A larger point is that some methods may produce more visually appealing embedding, while others are faster or more general. I suggest you try many methods and see which one works best for your particular needs. There is a long list of available implementations here, and I also want to mention UMAP because it is similar to t-SNE but faster and more scalable to large datasets.

Lastly, it is worth mentioning that neural networks, specifically autoencoders, can do a spectacular job when it comes to non-linear dimensionality reduction. See here how an autoencoder compares to PCA on MNIST data.

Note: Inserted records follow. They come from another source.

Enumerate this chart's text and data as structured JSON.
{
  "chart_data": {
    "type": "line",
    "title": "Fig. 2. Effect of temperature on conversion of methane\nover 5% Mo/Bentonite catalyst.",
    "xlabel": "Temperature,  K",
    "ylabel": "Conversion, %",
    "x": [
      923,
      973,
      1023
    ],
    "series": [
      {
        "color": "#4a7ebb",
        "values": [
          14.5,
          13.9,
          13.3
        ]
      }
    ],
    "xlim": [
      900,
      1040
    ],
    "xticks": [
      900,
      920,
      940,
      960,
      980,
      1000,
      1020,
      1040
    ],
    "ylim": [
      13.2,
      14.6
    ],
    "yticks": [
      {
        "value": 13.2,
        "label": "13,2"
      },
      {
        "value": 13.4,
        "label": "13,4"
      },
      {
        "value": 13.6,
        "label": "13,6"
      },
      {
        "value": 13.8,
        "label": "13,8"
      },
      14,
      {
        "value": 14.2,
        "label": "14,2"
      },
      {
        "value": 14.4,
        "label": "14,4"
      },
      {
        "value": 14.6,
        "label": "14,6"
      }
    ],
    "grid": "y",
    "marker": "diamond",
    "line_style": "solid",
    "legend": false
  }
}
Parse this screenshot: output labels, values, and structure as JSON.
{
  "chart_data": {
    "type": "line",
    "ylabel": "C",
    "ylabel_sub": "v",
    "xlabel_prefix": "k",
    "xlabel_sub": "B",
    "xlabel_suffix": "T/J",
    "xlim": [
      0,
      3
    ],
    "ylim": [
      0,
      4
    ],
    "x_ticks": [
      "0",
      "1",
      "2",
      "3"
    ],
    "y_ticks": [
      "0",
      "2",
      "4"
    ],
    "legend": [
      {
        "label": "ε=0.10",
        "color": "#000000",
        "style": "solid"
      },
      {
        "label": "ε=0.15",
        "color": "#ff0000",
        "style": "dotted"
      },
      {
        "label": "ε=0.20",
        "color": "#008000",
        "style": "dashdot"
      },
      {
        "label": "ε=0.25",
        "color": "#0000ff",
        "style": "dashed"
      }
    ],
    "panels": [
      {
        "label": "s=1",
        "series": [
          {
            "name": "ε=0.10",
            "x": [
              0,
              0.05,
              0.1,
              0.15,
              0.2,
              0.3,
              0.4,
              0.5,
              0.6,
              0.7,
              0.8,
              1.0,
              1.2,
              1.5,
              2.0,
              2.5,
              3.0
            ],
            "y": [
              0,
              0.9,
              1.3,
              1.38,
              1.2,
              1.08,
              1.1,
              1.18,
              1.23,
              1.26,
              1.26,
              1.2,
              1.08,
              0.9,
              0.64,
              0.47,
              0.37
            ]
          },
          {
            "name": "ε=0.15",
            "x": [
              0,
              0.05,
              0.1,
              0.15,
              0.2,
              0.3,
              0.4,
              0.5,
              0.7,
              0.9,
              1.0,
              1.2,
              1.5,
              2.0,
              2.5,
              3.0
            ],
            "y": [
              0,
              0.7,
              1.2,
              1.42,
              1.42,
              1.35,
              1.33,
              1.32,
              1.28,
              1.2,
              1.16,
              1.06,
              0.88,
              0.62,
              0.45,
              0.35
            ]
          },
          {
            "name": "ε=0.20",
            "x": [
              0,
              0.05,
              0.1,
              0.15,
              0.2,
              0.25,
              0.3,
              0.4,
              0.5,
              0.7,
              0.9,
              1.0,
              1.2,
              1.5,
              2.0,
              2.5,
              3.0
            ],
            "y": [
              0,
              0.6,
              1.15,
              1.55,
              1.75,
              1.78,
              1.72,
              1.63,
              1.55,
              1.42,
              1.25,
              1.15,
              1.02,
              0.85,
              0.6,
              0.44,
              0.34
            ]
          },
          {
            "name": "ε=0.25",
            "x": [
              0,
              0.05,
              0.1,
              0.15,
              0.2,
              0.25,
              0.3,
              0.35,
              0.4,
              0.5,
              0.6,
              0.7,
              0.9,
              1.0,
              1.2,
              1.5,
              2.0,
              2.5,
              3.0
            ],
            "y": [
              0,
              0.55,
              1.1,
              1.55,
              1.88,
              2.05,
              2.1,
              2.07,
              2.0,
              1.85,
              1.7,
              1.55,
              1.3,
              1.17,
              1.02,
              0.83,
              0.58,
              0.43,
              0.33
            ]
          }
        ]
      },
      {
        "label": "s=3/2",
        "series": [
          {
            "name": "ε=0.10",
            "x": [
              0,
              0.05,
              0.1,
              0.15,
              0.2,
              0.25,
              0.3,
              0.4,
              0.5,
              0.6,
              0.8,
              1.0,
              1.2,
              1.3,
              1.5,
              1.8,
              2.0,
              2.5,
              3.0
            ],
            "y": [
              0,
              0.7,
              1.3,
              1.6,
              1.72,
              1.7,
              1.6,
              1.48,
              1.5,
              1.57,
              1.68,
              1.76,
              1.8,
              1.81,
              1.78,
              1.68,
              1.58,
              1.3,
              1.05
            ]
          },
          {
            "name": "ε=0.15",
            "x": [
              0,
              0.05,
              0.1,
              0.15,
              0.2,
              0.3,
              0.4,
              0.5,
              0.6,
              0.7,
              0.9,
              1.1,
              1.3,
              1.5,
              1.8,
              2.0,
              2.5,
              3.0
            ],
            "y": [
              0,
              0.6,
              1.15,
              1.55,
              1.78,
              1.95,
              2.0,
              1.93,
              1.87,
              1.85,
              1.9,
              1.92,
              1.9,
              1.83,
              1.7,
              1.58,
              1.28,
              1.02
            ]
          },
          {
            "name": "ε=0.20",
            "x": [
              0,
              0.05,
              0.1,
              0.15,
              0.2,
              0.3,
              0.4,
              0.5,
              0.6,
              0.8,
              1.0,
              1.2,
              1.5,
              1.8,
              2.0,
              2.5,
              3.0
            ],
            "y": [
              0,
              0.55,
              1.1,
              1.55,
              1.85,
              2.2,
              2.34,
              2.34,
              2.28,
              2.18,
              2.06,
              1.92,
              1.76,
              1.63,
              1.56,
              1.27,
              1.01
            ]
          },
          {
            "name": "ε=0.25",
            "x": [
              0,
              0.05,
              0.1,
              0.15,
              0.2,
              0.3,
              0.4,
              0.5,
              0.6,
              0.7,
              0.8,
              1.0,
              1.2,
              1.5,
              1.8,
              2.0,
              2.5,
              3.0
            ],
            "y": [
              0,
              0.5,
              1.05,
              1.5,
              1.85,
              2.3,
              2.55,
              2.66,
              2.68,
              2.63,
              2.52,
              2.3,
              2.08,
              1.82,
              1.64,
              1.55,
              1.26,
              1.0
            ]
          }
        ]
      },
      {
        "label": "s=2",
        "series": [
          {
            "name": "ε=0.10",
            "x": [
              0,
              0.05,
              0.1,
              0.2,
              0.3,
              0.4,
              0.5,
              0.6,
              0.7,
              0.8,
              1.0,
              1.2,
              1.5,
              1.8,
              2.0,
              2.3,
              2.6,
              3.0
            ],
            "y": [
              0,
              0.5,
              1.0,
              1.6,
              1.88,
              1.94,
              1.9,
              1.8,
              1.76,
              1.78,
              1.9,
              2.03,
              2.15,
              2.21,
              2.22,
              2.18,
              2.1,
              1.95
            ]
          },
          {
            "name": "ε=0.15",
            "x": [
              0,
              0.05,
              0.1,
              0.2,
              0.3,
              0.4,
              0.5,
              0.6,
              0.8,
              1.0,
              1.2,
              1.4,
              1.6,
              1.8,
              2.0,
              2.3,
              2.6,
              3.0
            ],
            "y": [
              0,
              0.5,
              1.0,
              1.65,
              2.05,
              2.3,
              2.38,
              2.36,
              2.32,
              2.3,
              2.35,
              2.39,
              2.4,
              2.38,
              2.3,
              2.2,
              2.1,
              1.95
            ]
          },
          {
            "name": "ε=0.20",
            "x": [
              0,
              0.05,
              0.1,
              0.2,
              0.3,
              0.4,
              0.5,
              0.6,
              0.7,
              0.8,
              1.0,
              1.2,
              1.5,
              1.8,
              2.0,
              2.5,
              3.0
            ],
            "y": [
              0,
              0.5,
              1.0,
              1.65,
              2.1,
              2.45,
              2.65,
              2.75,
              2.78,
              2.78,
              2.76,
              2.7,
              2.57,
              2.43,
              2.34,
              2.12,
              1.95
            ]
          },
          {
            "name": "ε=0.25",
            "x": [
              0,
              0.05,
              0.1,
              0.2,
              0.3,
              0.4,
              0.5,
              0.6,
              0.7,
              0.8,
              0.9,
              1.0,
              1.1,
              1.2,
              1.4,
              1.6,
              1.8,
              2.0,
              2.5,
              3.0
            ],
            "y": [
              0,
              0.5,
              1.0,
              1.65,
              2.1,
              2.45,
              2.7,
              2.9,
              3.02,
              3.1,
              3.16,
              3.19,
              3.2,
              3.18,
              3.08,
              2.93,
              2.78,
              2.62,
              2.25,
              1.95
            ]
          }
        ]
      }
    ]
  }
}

score 3 · Answer 2 · 2021-01-01

3

Entering edit mode

3.3 years ago

ATpoint 82k

Late to the party, but I wanted to add a link to this video where the slingshot author was asked on exactly this issue, how to choose dimred for trajectories: His response, see link, was basically that he tries PCA first if possible, but in case it was not, UMAP was usually a good choice. In general a technique that preserves the global structure of the data (UMAP) rather than favouring local neighboring (tSNE).